How to Develop a Logo in Two Days

Posted June 12th, 2008 by Judi

frontdoor

Grant and I had only two weeks to get the Danneman’s Coffee shop styled before they were planning to be opened and we had a very limited budget. No time or money to hire a graphic designer so I had to work up a logo for Danneman’s so we could get a sign painted on the building and order stick on letters to put across the store windows.

In order to make the logo I had to do a little research. I was lucky to have seen the letters from the old sign that Joe saved from the original building. We used those old metal sign panels with the great green letters to cover the Javaology laminate front counters and it looks great. Those panels gave me an idea for what I was looking for in a Danneman’s typeface. I wanted to find one that had that old super market look and feel to evoke the nostalgia and I also wanted it to look a little beat up around the edges without being too edgy grunge.

counter-view

To find fonts I go to a site called My Fonts. This website has thousands of fonts and they makes it easy to search through them using key words. When you find a font that is close to what you are looking for, the website will give you a list of others that are similar to it so that you can narrow down to choose just what you are looking for. Not only that, it allows you to type in a specific phrase and choose a background color and type color so when you look at each font you can see how your phrase looks in that font. When you find fonts you are interested in you can tag them to go in a personal font “album” which lets you see a list of your phrase in all of the fonts you tagged displayed in one place to compare between them to help make a final choice.

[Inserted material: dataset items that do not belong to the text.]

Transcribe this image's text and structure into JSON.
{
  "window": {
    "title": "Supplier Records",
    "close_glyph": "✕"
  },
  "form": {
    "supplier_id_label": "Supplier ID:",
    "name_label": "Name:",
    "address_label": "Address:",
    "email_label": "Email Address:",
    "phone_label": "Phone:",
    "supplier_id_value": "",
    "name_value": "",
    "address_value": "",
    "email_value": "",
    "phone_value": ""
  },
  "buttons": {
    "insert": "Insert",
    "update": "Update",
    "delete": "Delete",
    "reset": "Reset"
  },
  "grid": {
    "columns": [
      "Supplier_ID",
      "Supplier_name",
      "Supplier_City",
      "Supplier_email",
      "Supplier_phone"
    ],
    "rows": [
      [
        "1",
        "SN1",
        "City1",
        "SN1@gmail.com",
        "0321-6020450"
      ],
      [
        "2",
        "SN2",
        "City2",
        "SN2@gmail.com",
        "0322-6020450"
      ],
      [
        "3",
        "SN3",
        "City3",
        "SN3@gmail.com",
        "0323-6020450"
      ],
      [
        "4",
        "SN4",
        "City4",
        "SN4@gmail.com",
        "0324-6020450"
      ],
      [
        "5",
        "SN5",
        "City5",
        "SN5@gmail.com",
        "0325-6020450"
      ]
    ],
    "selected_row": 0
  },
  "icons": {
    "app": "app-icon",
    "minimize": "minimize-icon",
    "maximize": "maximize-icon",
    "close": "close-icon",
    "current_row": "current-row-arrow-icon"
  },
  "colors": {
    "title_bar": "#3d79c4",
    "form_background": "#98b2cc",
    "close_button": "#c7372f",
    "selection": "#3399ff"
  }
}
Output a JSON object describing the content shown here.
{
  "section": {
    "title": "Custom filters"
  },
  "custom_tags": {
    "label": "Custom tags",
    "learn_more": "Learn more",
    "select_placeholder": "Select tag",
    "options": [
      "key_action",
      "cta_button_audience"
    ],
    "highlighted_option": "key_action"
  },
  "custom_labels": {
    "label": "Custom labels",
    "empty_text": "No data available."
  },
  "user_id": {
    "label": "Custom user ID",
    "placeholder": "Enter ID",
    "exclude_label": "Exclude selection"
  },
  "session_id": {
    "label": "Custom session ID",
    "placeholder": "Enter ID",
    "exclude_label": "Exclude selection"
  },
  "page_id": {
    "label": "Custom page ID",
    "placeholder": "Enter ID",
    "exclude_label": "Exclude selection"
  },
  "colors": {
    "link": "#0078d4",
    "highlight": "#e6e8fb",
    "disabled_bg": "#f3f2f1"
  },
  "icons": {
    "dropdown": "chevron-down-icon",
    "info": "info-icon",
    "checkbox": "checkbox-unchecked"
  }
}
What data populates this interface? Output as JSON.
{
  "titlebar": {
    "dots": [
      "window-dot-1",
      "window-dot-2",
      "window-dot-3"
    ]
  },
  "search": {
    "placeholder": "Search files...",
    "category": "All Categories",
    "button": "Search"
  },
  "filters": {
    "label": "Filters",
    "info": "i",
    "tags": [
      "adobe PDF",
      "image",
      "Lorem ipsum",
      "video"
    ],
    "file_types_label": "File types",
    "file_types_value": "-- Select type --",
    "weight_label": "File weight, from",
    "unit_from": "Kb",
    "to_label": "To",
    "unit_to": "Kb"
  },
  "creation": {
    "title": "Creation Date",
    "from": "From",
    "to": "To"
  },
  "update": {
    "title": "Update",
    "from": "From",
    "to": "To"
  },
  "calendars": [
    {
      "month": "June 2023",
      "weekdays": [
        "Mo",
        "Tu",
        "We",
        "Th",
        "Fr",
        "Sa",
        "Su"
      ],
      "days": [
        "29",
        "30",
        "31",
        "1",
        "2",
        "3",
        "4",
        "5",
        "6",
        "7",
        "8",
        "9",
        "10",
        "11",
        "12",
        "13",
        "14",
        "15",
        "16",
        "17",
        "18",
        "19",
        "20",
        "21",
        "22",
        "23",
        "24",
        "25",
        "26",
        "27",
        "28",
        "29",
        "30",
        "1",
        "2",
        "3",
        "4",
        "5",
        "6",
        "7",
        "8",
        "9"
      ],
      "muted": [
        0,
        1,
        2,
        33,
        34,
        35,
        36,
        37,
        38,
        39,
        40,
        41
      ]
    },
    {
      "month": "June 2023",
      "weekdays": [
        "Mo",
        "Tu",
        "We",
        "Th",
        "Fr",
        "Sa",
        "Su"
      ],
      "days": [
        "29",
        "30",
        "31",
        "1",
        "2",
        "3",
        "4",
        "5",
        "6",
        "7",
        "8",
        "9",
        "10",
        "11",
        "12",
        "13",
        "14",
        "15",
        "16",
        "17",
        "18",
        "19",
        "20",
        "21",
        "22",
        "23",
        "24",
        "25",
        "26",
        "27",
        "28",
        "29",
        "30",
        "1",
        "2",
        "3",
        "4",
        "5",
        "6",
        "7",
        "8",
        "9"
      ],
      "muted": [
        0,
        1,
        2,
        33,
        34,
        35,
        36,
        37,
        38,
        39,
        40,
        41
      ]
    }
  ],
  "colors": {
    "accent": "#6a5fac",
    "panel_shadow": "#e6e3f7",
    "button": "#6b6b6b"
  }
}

It will also give you the price of each font or font family. For the most part they are very reasonable, from about 10.50 to a couple of hundred dollars. I have never bought spent more than 45.00 for any of the fonts I have bought there. For those of us that are clueless, it also offers an automatic install process that is presto magic and all of a sudden your new font shows up in your lists of fonts in all of your programs. I LOVE that. I chose a chunky raggedy font called Ultrazoid for the Heading font and I really liked Office Memorandum, which looks like type from an old typewriter, for the body.

After finding the font it was off to a site called Dreamstime which has thousands of photos, and illustrations. For most uses you can purchase a license to use a certain image for less than 10.00 and the artists gets a portion of that money. It is a terrific site since it allows you to run searches and quickly scan through their database for just the type and format of image that you are looking for. For Danneman’s I was looking to find a graphic of a retro coffee cup. I found one that was just right and it cost me about 2.00 for a license to use it since I didn’t need it too big and I wasn’t using it on items to resell.

Once I got the fonts and the coffee cup I played around with them in Adobe Photoshop but you could use Microsoft Publisher or other design program. I made a lot of different configurations and showed them to my “clients”, my friend Joe and Kate and of course Grant, and we all agreed on the design of Danneman’s spelled out in Ultrazoid font with Coffee in the Old 4th Ward smaller and directly under it also in Ultrazoid font but small enough to fit in the same width as the word Danneman’s. We tried the coffee cup with the word coffee in a retro font in red and actually did the business cards like that but I like the simplicity of how I did it on the website better the way I described first but with the coffee cup to the right of the word block.

danneman-header

I would have like the business cards to be printed on brown kraft paper card stock, but doing that would have cost about 600.00 or more for business cards. So instead I found a graphic of what looks like brown paper and used that as the background of the for the cards. I sent them off to Overnight Prints which will give us 1000 full color business cards that are printed on both sides for only 49.00 and with express printing the whole bill only came to a total of 67.00 which included shipping. Don’t get your hopes up because you do not get them overnight but it only takes about ten days to get your cards. I expect ours any day now.